Before coming to Cambridge, I have been a curator and researcher of contemporary art in Beijing. I have worked as convenor of New Media Research Group at Center for Visual Studies, Peking University, and have published several journal articles and reviews on contemporary art, media theories, and laboratories in art and science. I hold a BPhil in philosophy and classical studies from Peking University, and an MPhil in history of science from Cambridge.

I am also a Cambridge Data Champion and I provide training and advices in research data management (RDM) and digital humanities. As Data Champion I seek to explore how techniques of data management shaped our perspectives, methodologies, and construction of research objects. I am the founder of the History of Science Library, a public Zotero library for history of science and a resource hub for data management in humanities.

Email: xw360@cam.ac.uk

Blog Posts

    Projects

    The Doctrine of Signatures in Early Modern Medical Practice (Wellcome Trust Doctoral Scholarship, 221115/Z/20/Z)

    A walnut looks like a brain, and therefore could cure brain diseases — in pharmaceutical science and natural remedies today, a traditional medicinal idea “doctrine of signatures” is widely cited, which holds that plants’ morphological resemblance to human organs indicate their curative effects. While this doctrine was often described as an ancient, traditional and even pre-historical idea, it was only first conceptualised as a full-blown theory by Swiss physician Paracelsus and gained its name, the “doctrine of signatures (Signaturenlehre),” from Paracelsus and theologian Jakob Böhme. From the historical introduction of John Ayrton Paris’s Pharmacologia (1822) to Philippe Descola’s “Analogical Ontology” (2013 [2005]), the doctrine of signatures has been constantly constructed as a premodern paradigm of thoughts that connected plants, animals and men with analogies, in opposition to any scientific world view. Today in historical scholarship, the doctrine of signatures has been frequently mentioned as a medical philosophy, an emblematic world view or allegorical reading of nature; yet it has not been systematically examined in early modern therapeutic practices, from chymical laboratories to household recipes. Meanwhile, despite being famously rejected by some influential scientists such as John Ray, this doctrine’s persistent influence on late seventeenth-century botanical and medical sciences has often been undermined.

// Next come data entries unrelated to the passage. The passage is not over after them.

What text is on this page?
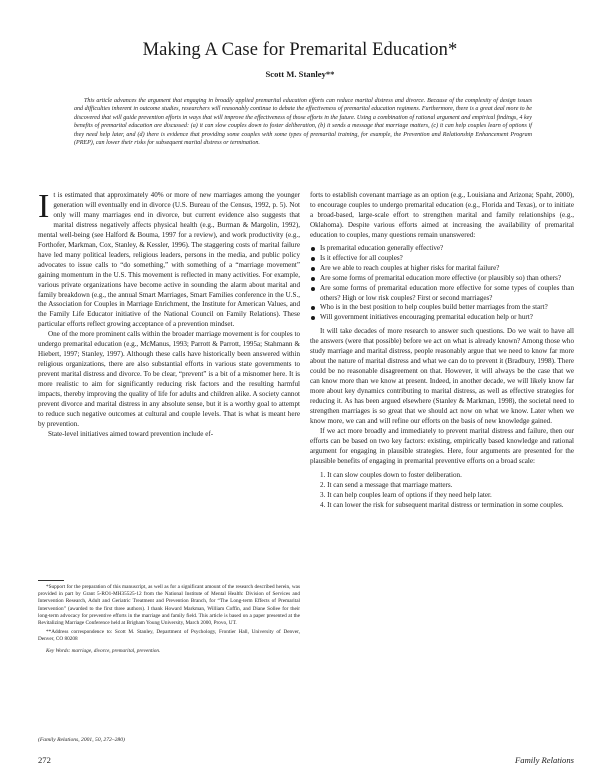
Making A Case for Premarital Education*
Scott M. Stanley**

This article advances the argument that engaging in broadly applied premarital education efforts can reduce marital distress and divorce. Because of the complexity of design issues and difficulties inherent in outcome studies, researchers will reasonably continue to debate the effectiveness of premarital education regimens. Furthermore, there is a great deal more to be discovered that will guide prevention efforts in ways that will improve the effectiveness of those efforts in the future. Using a combination of rational argument and empirical findings, 4 key benefits of premarital education are discussed: (a) it can slow couples down to foster deliberation, (b) it sends a message that marriage matters, (c) it can help couples learn of options if they need help later, and (d) there is evidence that providing some couples with some types of premarital training, for example, the Prevention and Relationship Enhancement Program (PREP), can lower their risks for subsequent marital distress or termination.

It is estimated that approximately 40% or more of new marriages among the younger generation will eventually end in divorce (U.S. Bureau of the Census, 1992, p. 5). Not only will many marriages end in divorce, but current evidence also suggests that marital distress negatively affects physical health (e.g., Burman & Margolin, 1992), mental well-being (see Halford & Bouma, 1997 for a review), and work productivity (e.g., Forthofer, Markman, Cox, Stanley, & Kessler, 1996). The staggering costs of marital failure have led many political leaders, religious leaders, persons in the media, and public policy advocates to issue calls to “do something,” with something of a “marriage movement” gaining momentum in the U.S. This movement is reflected in many activities. For example, various private organizations have become active in sounding the alarm about marital and family breakdown (e.g., the annual Smart Marriages, Smart Families conference in the U.S., the Association for Couples in Marriage Enrichment, the Institute for American Values, and the Family Life Educator initiative of the National Council on Family Relations). These particular efforts reflect growing acceptance of a prevention mindset.

One of the more prominent calls within the broader marriage movement is for couples to undergo premarital education (e.g., McManus, 1993; Parrott & Parrott, 1995a; Stahmann & Hiebert, 1997; Stanley, 1997). Although these calls have historically been answered within religious organizations, there are also substantial efforts in various state governments to prevent marital distress and divorce. To be clear, “prevent” is a bit of a misnomer here. It is more realistic to aim for significantly reducing risk factors and the resulting harmful impacts, thereby improving the quality of life for adults and children alike. A society cannot prevent divorce and marital distress in any absolute sense, but it is a worthy goal to attempt to reduce such negative outcomes at cultural and couple levels. That is what is meant here by prevention.

State-level initiatives aimed toward prevention include ef-

*Support for the preparation of this manuscript, as well as for a significant amount of the research described herein, was provided in part by Grant 5-RO1-MH35525-12 from the National Institute of Mental Health: Division of Services and Intervention Research, Adult and Geriatric Treatment and Prevention Branch, for “The Long-term Effects of Premarital Intervention” (awarded to the first three authors). I thank Howard Markman, William Coffin, and Diane Sollee for their long-term advocacy for preventive efforts in the marriage and family field. This article is based on a paper presented at the Revitalizing Marriage Conference held at Brigham Young University, March 2000, Provo, UT.

**Address correspondence to: Scott M. Stanley, Department of Psychology, Frontier Hall, University of Denver, Denver, CO 80208

Key Words: marriage, divorce, premarital, prevention.

(Family Relations, 2001, 50, 272–280)

forts to establish covenant marriage as an option (e.g., Louisiana and Arizona; Spaht, 2000), to encourage couples to undergo premarital education (e.g., Florida and Texas), or to initiate a broad-based, large-scale effort to strengthen marital and family relationships (e.g., Oklahoma). Despite various efforts aimed at increasing the availability of premarital education to couples, many questions remain unanswered:

Is premarital education generally effective?
Is it effective for all couples?
Are we able to reach couples at higher risks for marital failure?
Are some forms of premarital education more effective (or plausibly so) than others?
Are some forms of premarital education more effective for some types of couples than others? High or low risk couples? First or second marriages?
Who is in the best position to help couples build better marriages from the start?
Will government initiatives encouraging premarital education help or hurt?

It will take decades of more research to answer such questions. Do we wait to have all the answers (were that possible) before we act on what is already known? Among those who study marriage and marital distress, people reasonably argue that we need to know far more about the nature of marital distress and what we can do to prevent it (Bradbury, 1998). There could be no reasonable disagreement on that. However, it will always be the case that we can know more than we know at present. Indeed, in another decade, we will likely know far more about key dynamics contributing to marital distress, as well as effective strategies for reducing it. As has been argued elsewhere (Stanley & Markman, 1998), the societal need to strengthen marriages is so great that we should act now on what we know. Later when we know more, we can and will refine our efforts on the basis of new knowledge gained.

If we act more broadly and immediately to prevent marital distress and failure, then our efforts can be based on two key factors: existing, empirically based knowledge and rational argument for engaging in plausible strategies. Here, four arguments are presented for the plausible benefits of engaging in premarital preventive efforts on a broad scale:

1. It can slow couples down to foster deliberation.
2. It can send a message that marriage matters.
3. It can help couples learn of options if they need help later.
4. It can lower the risk for subsequent marital distress or termination in some couples.
272	Family Relations
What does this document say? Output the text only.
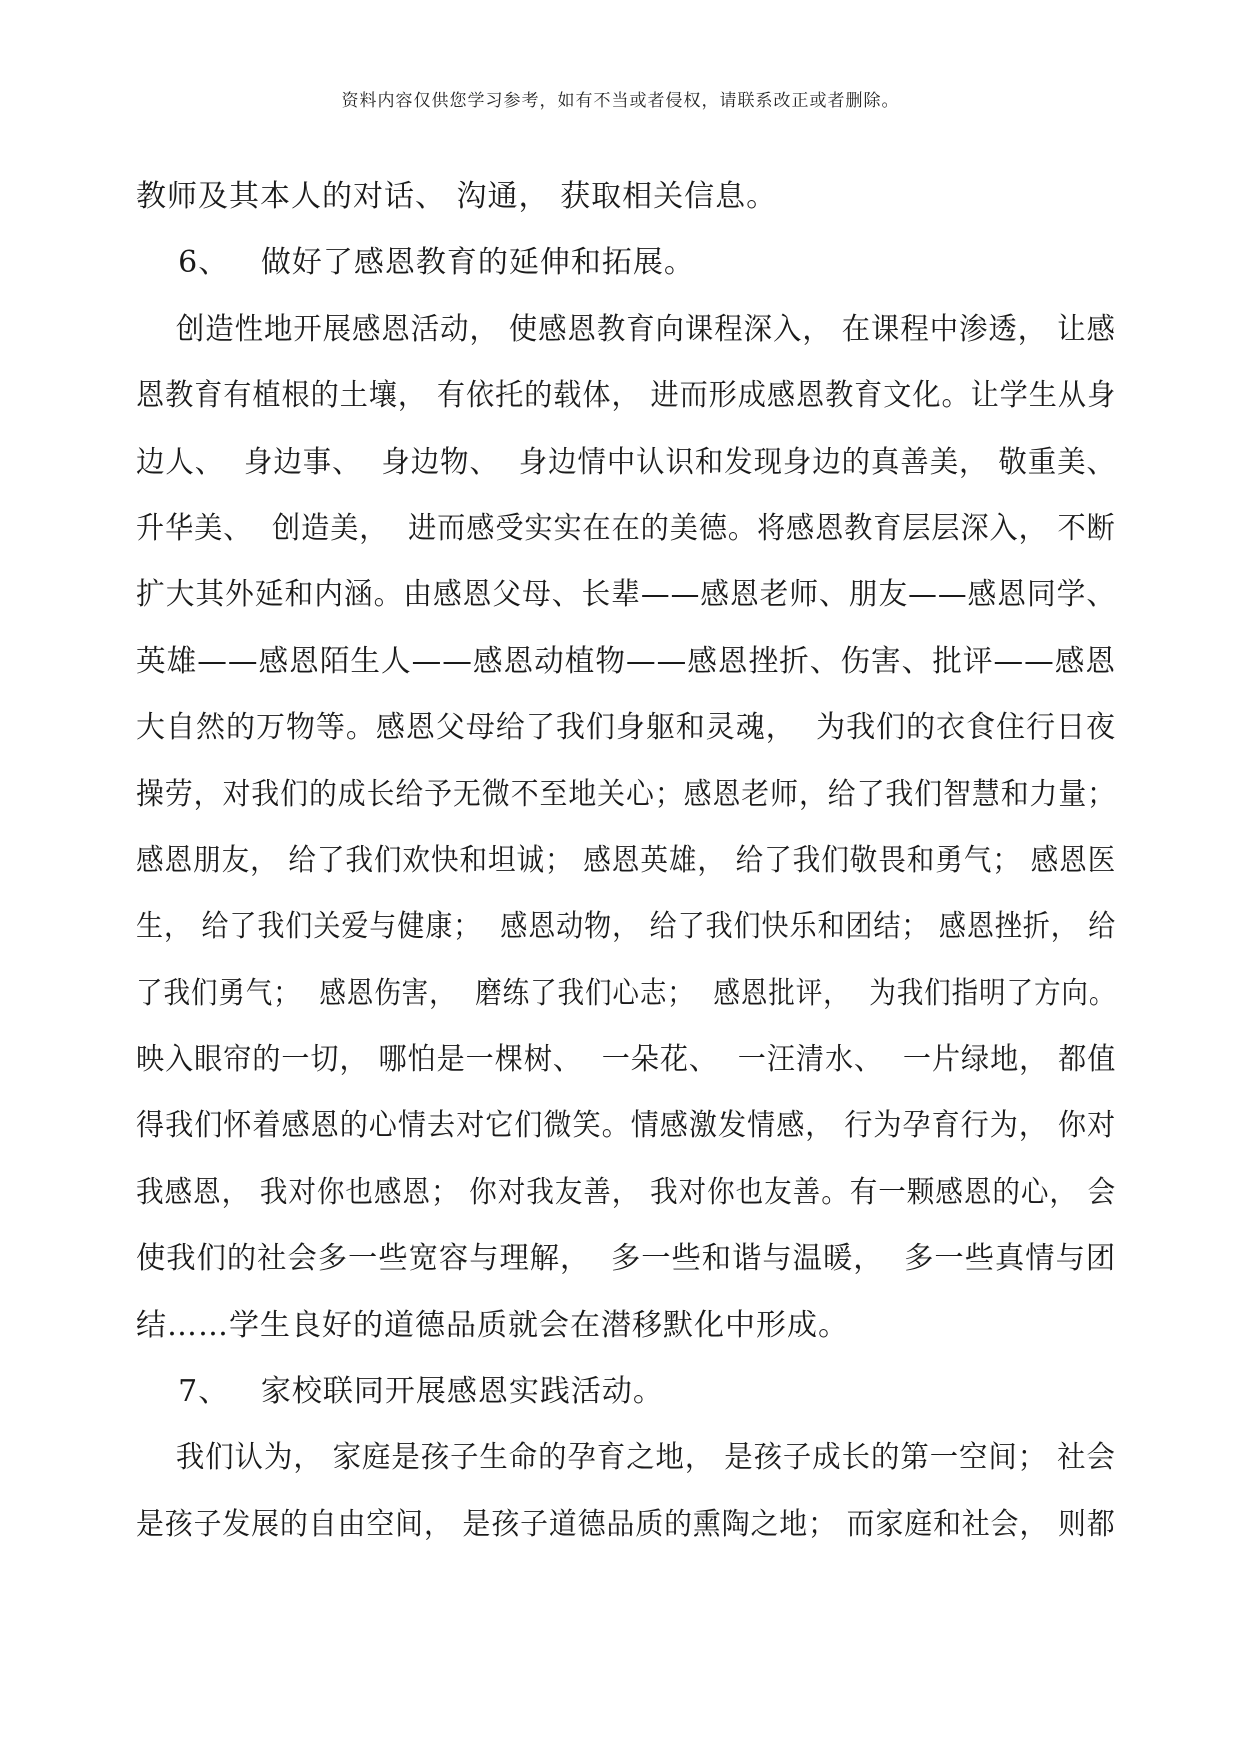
资料内容仅供您学习参考，如有不当或者侵权，请联系改正或者删除。
教师及其本人的对话、 沟通， 获取相关信息。
6、   做好了感恩教育的延伸和拓展。
创造性地开展感恩活动， 使感恩教育向课程深入， 在课程中渗透， 让感
恩教育有植根的土壤， 有依托的载体， 进而形成感恩教育文化。让学生从身
边人、  身边事、  身边物、  身边情中认识和发现身边的真善美， 敬重美、
升华美、  创造美，  进而感受实实在在的美德。将感恩教育层层深入， 不断
扩大其外延和内涵。由感恩父母、长辈——感恩老师、朋友——感恩同学、
英雄——感恩陌生人——感恩动植物——感恩挫折、伤害、批评——感恩
大自然的万物等。感恩父母给了我们身躯和灵魂，  为我们的衣食住行日夜
操劳，对我们的成长给予无微不至地关心；感恩老师，给了我们智慧和力量；
感恩朋友， 给了我们欢快和坦诚； 感恩英雄， 给了我们敬畏和勇气； 感恩医
生， 给了我们关爱与健康；  感恩动物， 给了我们快乐和团结； 感恩挫折， 给
了我们勇气；  感恩伤害，  磨练了我们心志；  感恩批评，  为我们指明了方向。
映入眼帘的一切， 哪怕是一棵树、  一朵花、  一汪清水、  一片绿地， 都值
得我们怀着感恩的心情去对它们微笑。情感激发情感， 行为孕育行为， 你对
我感恩， 我对你也感恩； 你对我友善， 我对你也友善。有一颗感恩的心， 会
使我们的社会多一些宽容与理解，  多一些和谐与温暖，  多一些真情与团
结……学生良好的道德品质就会在潜移默化中形成。
7、   家校联同开展感恩实践活动。
我们认为， 家庭是孩子生命的孕育之地， 是孩子成长的第一空间； 社会
是孩子发展的自由空间， 是孩子道德品质的熏陶之地； 而家庭和社会， 则都
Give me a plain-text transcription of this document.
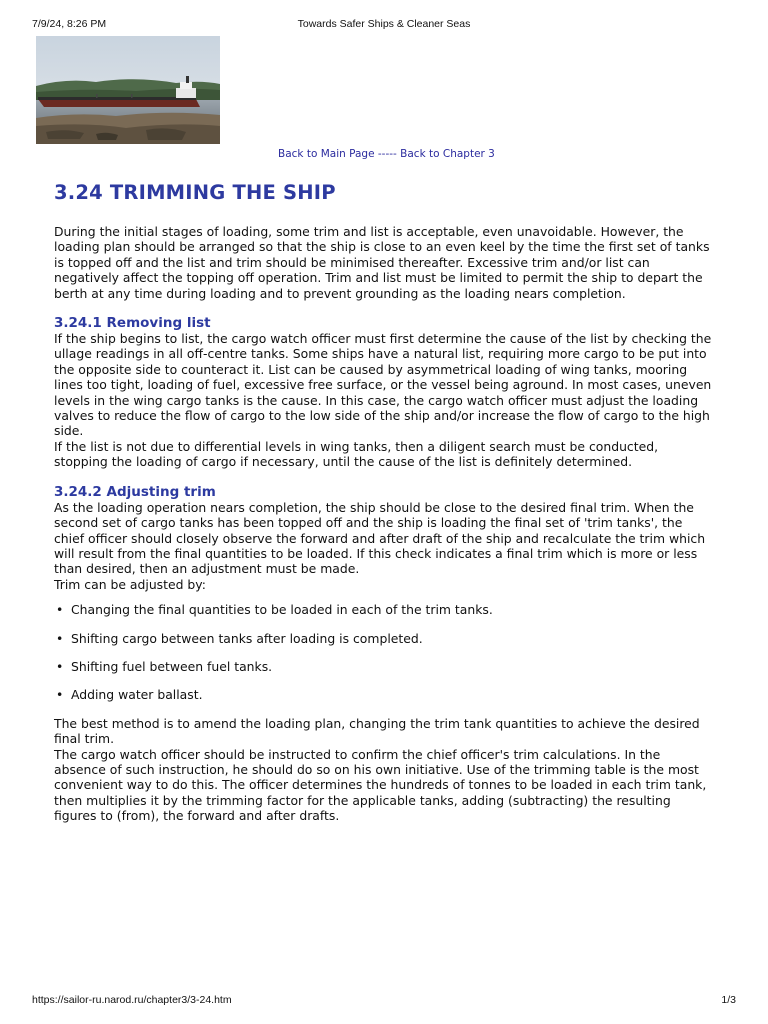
7/9/24, 8:26 PM	Towards Safer Ships & Cleaner Seas
Back to Main Page ----- Back to Chapter 3
3.24 TRIMMING THE SHIP

During the initial stages of loading, some trim and list is acceptable, even unavoidable. However, the loading plan should be arranged so that the ship is close to an even keel by the time the first set of tanks is topped off and the list and trim should be minimised thereafter. Excessive trim and/or list can negatively affect the topping off operation. Trim and list must be limited to permit the ship to depart the berth at any time during loading and to prevent grounding as the loading nears completion.

3.24.1 Removing list

If the ship begins to list, the cargo watch officer must first determine the cause of the list by checking the ullage readings in all off-centre tanks. Some ships have a natural list, requiring more cargo to be put into the opposite side to counteract it. List can be caused by asymmetrical loading of wing tanks, mooring lines too tight, loading of fuel, excessive free surface, or the vessel being aground. In most cases, uneven levels in the wing cargo tanks is the cause. In this case, the cargo watch officer must adjust the loading valves to reduce the flow of cargo to the low side of the ship and/or increase the flow of cargo to the high side.

If the list is not due to differential levels in wing tanks, then a diligent search must be conducted, stopping the loading of cargo if necessary, until the cause of the list is definitely determined.

3.24.2 Adjusting trim

As the loading operation nears completion, the ship should be close to the desired final trim. When the second set of cargo tanks has been topped off and the ship is loading the final set of 'trim tanks', the chief officer should closely observe the forward and after draft of the ship and recalculate the trim which will result from the final quantities to be loaded. If this check indicates a final trim which is more or less than desired, then an adjustment must be made.

Trim can be adjusted by:

• Changing the final quantities to be loaded in each of the trim tanks.
• Shifting cargo between tanks after loading is completed.
• Shifting fuel between fuel tanks.
• Adding water ballast.

The best method is to amend the loading plan, changing the trim tank quantities to achieve the desired final trim.

The cargo watch officer should be instructed to confirm the chief officer's trim calculations. In the absence of such instruction, he should do so on his own initiative. Use of the trimming table is the most convenient way to do this. The officer determines the hundreds of tonnes to be loaded in each trim tank, then multiplies it by the trimming factor for the applicable tanks, adding (subtracting) the resulting figures to (from), the forward and after drafts.

https://sailor-ru.narod.ru/chapter3/3-24.htm	1/3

    This project aims to penetrate layers of myths concerning the doctrine of signatures, and historicise this doctrine in practices of early modern alchemy, medicine and natural history. It primarily focuses on German-speaking areas and England in the sixteenth and seventeenth century, while taking the broader temporal and geographical scale into consideration. It will challenge the treatment of this doctrine as a monolithic cosmology, and instead approach it as a fluid, malleable set of ideas and practices developed and transformed throughout the time. In the first chapter, it will present an “archaeology” of the invention of our common conception of the doctrine of signatures today, following a reversed timeline from nineteenth-century colonial medicine to the “survival of antiquity” in Renaissance. In the second chapter, it will examine the doctrine of signatures against the dynamics between pathologies and therapeutics in medical practitioners from Paracelsian chymists to household recipe authors. In the third chapter, it will identify the influence of this doctrine in late seventeenth-century sciences from microscopy to plant physiology, and discuss its Janus face as both science and superstition.

    Upcoming Talks and Conferences

    The Doctrine of Signatures in Early Modern Medicine,” Public Lecture available on YouTube. British Society for the History of Pharmacy, 25 April 2022.